Downhole Three-Phase Flow Measurement Using Sound Speed Measured by Local or Distributed Acoustic Sensing

Abstract

In-well multiphase flow measurement continues to be a challenging task in the oil and gas industry. One promising technology to achieve this goal is the distributed acoustic sensing (DAS) system deployed downhole along a fiber. A DAS system is usually capable of measuring speed of sound (SoS) and, depending on the type of application and how the system is installed/configured, it may also measure flow velocity. In its current state, the DAS technology is still not fully explored in multiphase flow measurement for reasons including but not limited to the lack of flow algorithms and methodologies that can use measurements in a combinative and coherent approach. The current work introduces a game-changing methodology in applying the DAS and other sound measuring optical or electronic technologies to measure 3-phase flow.

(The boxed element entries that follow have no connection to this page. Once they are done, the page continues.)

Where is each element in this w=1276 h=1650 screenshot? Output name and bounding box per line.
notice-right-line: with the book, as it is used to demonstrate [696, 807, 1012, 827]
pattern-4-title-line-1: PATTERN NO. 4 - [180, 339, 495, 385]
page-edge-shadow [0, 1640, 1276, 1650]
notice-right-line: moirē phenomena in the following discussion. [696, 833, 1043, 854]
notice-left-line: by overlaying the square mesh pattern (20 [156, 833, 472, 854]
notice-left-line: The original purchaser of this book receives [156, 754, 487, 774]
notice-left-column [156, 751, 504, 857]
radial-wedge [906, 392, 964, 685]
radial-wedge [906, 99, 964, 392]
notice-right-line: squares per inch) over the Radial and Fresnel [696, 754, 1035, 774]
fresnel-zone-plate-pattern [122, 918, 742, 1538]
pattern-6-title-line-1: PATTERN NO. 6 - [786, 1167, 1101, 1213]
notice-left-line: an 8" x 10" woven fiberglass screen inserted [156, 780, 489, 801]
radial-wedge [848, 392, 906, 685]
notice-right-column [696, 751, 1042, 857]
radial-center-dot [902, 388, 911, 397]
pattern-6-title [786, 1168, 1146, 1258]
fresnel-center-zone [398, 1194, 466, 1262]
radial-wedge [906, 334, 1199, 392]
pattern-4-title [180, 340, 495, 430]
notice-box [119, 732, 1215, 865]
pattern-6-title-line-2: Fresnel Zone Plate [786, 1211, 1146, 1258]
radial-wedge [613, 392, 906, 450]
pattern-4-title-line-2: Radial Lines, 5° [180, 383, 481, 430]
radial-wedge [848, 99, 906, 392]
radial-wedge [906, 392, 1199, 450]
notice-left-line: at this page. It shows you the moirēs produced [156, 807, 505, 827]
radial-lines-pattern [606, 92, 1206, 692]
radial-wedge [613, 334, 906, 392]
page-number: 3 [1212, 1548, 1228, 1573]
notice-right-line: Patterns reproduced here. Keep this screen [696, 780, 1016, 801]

The 3-phase flow measurement methodology is based on the measurements of SoS at different locations along the well where the pressure is greater than the bubble-point pressure (P>P_b) at the first location and Pb at the second location. A bulk velocity measurement is also necessary at one of the locations, preferably at the second location. The minimum required measurements to resolve 3-phase flow rates are SoS at both locations (SoS₁ and SoS₂), pressure/temperature (P/T) values at both locations (P₁, P₂, T₁, T₂), and the bulk velocity measurement at the second location (V₂). Using these measurements, phase flow rate calculations in a 3-phase flow are possible. A Lego-like approach may be used with various sensor technologies to obtain these required measurements which are then used in a consecutive manner in 2-phase and 3-phase solution domains obtained using Wood and Korteweg-Lamb equations.

The methodology is fully explained and the analytical solutions for 3-phase flow measurement is explicitly provided in a step-by-step approach. This approach provides significant advantages over the traditional methods. For example, SoS measurements along the well at multiple locations by using the same sensor technology or by combining different sensor technologies make this methodology highly flexible and applicable to custom-fit solutions. The method is independent of the sensor type as long as the sensors measure SoS, though the ideal systems that can adopt it easily and efficiently are DAS and optical flowmeters (OFMs). Additionally, a developing case history involving downhole OFMs installed in a North Sea field-wide application is discussed. The methodology may be implemented for a special case in which SoS is measured at the same location but at different times.

This new methodology in measuring downhole 3-phase flow furthers the understanding of downhole multiphase flow measurement. It can be implemented in existing wells with optical infrastructure by adding an appropriate topside optoelectronics system when needed at later phases of production.